Tokyo Stories: A Literary Stroll translated from the Japanese and edited by Lawrence Rogers contains 18 short stories by both famous authors (Mishima Yukio, Akutagawa Ryunosuke, Kawabata Yasunari, Nagai Kaifu, Natsume Soseki) and less famous--at least to me. Two writers, Ikeda Michiko and Inabe Mayumi, are translated into English for the first time. Rogers is a professor of Japanese at the University of Hawaii a Hilo, and he provides useful introductions to the book as a whole and to each story, a glossary, and suggestions for further reading.
The stories are all set in the twentieth century, and are organized by Tokyo districts. So for example the first six stories are all set in central Tokyo, the next eight in the shitamachi, the "low city," the more raffish district of bars and theaters.

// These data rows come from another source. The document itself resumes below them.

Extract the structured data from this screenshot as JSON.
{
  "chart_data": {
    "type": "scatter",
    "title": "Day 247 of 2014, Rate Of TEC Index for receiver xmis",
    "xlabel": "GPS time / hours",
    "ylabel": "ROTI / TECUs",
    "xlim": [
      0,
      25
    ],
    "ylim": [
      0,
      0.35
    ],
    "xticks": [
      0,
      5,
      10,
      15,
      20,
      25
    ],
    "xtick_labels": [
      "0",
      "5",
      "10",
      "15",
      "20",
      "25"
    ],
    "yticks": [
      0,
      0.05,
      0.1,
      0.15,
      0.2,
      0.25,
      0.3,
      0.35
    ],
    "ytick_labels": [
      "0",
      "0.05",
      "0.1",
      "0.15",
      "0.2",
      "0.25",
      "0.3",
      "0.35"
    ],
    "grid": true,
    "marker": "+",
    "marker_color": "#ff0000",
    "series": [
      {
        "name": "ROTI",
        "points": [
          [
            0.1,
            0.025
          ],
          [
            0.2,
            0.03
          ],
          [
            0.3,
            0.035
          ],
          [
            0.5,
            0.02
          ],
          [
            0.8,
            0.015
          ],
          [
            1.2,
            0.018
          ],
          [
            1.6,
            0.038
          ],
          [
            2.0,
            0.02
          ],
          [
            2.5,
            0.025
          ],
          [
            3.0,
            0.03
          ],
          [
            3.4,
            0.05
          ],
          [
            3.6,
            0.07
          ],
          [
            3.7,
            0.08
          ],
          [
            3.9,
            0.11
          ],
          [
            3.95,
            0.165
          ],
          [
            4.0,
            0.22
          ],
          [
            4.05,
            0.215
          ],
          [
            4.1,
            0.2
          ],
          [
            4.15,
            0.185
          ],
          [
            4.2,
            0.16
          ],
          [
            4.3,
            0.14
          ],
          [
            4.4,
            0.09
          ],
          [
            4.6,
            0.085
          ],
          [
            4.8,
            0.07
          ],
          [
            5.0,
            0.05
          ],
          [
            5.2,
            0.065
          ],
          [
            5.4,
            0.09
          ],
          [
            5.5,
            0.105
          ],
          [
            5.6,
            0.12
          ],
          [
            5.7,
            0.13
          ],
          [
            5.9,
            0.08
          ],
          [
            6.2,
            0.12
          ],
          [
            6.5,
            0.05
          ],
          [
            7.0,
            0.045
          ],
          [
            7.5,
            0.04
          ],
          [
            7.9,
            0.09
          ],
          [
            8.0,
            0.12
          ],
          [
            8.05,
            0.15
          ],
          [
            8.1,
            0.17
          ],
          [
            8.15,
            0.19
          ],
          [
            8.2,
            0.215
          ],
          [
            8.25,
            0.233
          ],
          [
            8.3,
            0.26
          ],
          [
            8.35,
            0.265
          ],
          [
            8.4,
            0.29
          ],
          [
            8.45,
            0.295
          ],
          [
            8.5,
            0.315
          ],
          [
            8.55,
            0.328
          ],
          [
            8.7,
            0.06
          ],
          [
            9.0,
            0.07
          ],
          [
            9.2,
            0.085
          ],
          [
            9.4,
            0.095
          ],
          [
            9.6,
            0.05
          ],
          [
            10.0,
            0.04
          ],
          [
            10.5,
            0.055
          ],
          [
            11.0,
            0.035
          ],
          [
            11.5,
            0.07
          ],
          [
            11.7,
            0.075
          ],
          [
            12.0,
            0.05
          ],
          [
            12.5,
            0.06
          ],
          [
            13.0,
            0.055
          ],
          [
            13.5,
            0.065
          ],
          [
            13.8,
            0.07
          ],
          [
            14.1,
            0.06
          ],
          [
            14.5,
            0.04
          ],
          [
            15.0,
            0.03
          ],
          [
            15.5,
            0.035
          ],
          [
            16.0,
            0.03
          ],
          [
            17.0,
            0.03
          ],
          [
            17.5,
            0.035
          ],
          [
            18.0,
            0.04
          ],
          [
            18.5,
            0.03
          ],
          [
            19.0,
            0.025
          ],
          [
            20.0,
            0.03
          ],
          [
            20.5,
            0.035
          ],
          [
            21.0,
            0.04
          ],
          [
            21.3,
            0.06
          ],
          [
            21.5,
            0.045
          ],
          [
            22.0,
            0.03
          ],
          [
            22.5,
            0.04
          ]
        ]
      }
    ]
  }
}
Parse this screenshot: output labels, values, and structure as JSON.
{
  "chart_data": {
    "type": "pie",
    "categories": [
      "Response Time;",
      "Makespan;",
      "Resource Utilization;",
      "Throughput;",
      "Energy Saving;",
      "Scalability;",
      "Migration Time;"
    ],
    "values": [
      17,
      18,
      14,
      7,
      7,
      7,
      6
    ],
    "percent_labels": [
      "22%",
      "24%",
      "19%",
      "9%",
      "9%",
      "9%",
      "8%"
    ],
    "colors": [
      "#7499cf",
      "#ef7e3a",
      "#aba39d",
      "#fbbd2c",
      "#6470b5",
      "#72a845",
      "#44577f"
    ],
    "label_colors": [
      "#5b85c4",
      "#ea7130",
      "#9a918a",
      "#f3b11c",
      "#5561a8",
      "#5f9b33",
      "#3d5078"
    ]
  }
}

I think there are two problems in translating from the Japanese--and I'm writing here as one who is translating contemporary Japanese fiction for his own entertainment. First, English acts as a veil or fine screen between the reader and the original. I sense that literary Japanese carries nuances and implications that are either impossible to express in English or that lose all their effect when we do find an English equivalent. I suspect it is a rare translator who is so fluent in both languages that he or she can inhabit the consciousness of the Japanese writer and has the skill to find the identical spirit in English. Which leads to the second problem.
I suspect that, as a translator, I run the original through my consciousness so that what comes out sounds very similar to everything I write. I'm not skillful enough to convey each Japanese writer's unique style. I think that Rogers is skillful enough, which makes this collection exceptionally rich and varied. The stories are all different, different lengths, different situations, different different times, but all set in Tokyo. They include, as the jacket says, "a story of an all-too-brief affair in a burned-out Tokyo, an unsettling tale of high politics and possible blackmail, and reminiscences of childhood. The narrators and protagonists are diverse, among them an Asakusa streetwalker, a lonely apartment seeker who simply wants to keep her cat, and a self-obsessed young man casting off his devoted lover."
As an introduction to (or picture of) Japanese culture from the inside, the Tokyo Stories are fascinating and enlightening.